Bitcoin prices have been hovering around $29,000 for almost a month now. Bulls are persistently defending this level, and this persistence can be seen in the  sell-off of 80 081 Bitcoins by the Luna Foundation Guard to support UST. This huge sell-off was easily absorbed by the market. However, such a bullish resistance can only postpone the upcoming plunge and make it even stronger. The downside scenario for Bitcoin was activated with the targets at $25,000 and lower at $20,000. It is only a matter of time until these targets are met. Delaying the correction further may cause prices to drop even lower than these targets.

Any bounce of the digital asset’s price should be viewed as being a good time to seek sell opportunities. We have seen two bearish traps since the beginning of June that spooked investors who tried to reverse the downside trend. This may indicate that the downside trend is strong, and the bears are just waiting for the bulls to weaken and make a final blow. Technically speaking the test of the $32,300 level within a weak pattern of the upward wedge has failed. So, a dive below $29,200 would initiate a downside correction.

WAVES token soared by 150% last week. This spike seems pretty artificial while the entire market is moving in the opposite direction. Moreover, WAVES prices rose by 500% in February-April amid rumours that native tokens USDN were being used to manipulate these prices. Prices have plummeted below $8.3 since then, which is the level where the rally began. So, it is clearly a dead cat bounce that suggests a rapid price spike over a short period of time. WAVES prices peaked $12, and now they may drop to $2.

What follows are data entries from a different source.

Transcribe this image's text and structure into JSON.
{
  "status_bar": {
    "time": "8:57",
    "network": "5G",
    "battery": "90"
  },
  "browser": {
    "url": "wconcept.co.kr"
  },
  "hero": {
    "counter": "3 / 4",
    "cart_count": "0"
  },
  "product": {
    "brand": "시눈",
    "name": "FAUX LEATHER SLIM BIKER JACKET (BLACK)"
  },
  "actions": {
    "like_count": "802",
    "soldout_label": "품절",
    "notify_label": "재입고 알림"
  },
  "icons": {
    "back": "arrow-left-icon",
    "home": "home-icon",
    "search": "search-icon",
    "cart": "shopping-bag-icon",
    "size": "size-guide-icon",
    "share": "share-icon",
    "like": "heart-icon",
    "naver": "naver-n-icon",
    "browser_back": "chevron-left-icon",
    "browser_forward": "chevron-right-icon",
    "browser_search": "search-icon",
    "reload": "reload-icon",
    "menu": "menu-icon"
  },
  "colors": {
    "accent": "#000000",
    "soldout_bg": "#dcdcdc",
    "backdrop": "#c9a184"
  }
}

Puell Multiple, a valuation tool for $BTC looking at Bitcoin miner revenue that is calculated by dividing the daily issuance value of bitcoin by 365-day moving average of daily issuance value, , shows that miner’s burden is now very close to 0.6. In times of severe correction this ratio usually goes down to 0.6-1.0, meaning that miners receive 60-100% of their last year’s revenues. A drop below 0.6 is quite a rare case and it this happened in January 2015, January 2019 and July 2020. So, any further drop by 10% of this indicator now would bring it below 0.6 and would increase pressure on miners, forcing them to sell more coins.